Valuations are materially lower than the 2021 peak. Whether that's a buying opportunity or a value trap depends on interest rates and policy. DCA over 12-24 months reduces timing risk.

Why not just buy Tesla or First Solar directly?

Single-stock risk. Clean energy ETFs spread that risk across 50-100 companies.

Historical performance context

Clean energy as a theme had extraordinary returns in 2019-2021 (INRG +250% over 24 months), followed by a brutal drawdown of ~55% into mid-2023 as interest rates spiked. Since late 2024, the sector has been in a choppy recovery as rate cuts priced in. Long-term (10+ year) investors should expect 30%+ drawdowns as normal.
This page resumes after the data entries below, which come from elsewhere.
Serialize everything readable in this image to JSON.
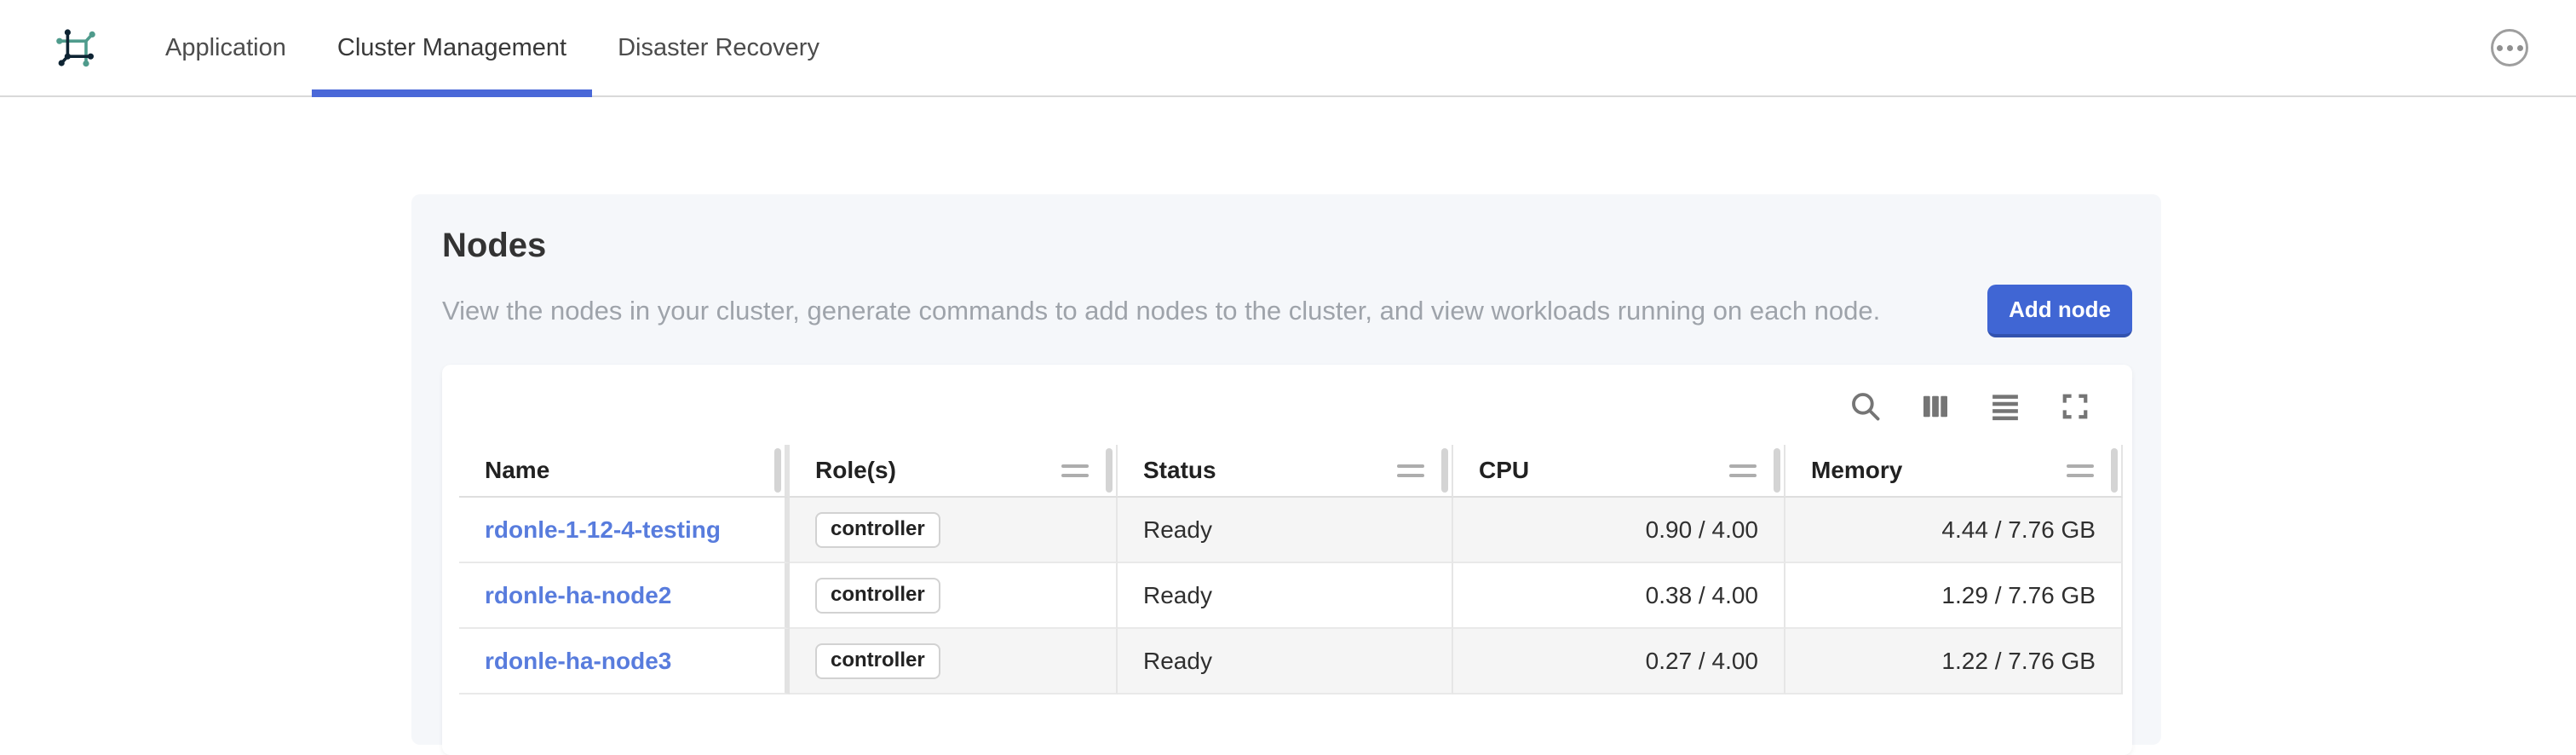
{
  "nav": {
    "tabs": [
      {
        "label": "Application",
        "active": false
      },
      {
        "label": "Cluster Management",
        "active": true
      },
      {
        "label": "Disaster Recovery",
        "active": false
      }
    ],
    "overflow_menu": "more-options"
  },
  "page": {
    "title": "Nodes",
    "description": "View the nodes in your cluster, generate commands to add nodes to the cluster, and view workloads running on each node.",
    "add_node_button": "Add node"
  },
  "table": {
    "toolbar_icons": [
      "search-icon",
      "show-hide-columns-icon",
      "toggle-density-icon",
      "toggle-fullscreen-icon"
    ],
    "columns": [
      "Name",
      "Role(s)",
      "Status",
      "CPU",
      "Memory"
    ],
    "rows": [
      {
        "name": "rdonle-1-12-4-testing",
        "role": "controller",
        "status": "Ready",
        "cpu": "0.90 / 4.00",
        "memory": "4.44 / 7.76 GB"
      },
      {
        "name": "rdonle-ha-node2",
        "role": "controller",
        "status": "Ready",
        "cpu": "0.38 / 4.00",
        "memory": "1.29 / 7.76 GB"
      },
      {
        "name": "rdonle-ha-node3",
        "role": "controller",
        "status": "Ready",
        "cpu": "0.27 / 4.00",
        "memory": "1.22 / 7.76 GB"
      }
    ]
  },
  "colors": {
    "accent_blue": "#4066d4",
    "link_blue": "#587cdd",
    "tab_underline": "#4a68d8",
    "logo_navy": "#0e2433",
    "logo_teal": "#4f9b8c",
    "panel_bg": "#f5f7fa",
    "row_stripe": "#f5f5f5"
  }
}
Tax considerations (Poland)

Belka tax (19%) applies to realised capital gains. Because INRG/RENW are accumulating, you only pay tax when you sell. In IKE (post-age-60), capital gains are tax-free — a significant advantage for satellite positions held 15+ years.

How to DCA into clean energy

Given the volatility, lump-sum investing is risky. A DCA approach (e.g. 500 PLN monthly into INRG or RENW) smooths out entry prices. If you're using XTB's 0% commission tier, even 200-300 PLN monthly purchases make economic sense.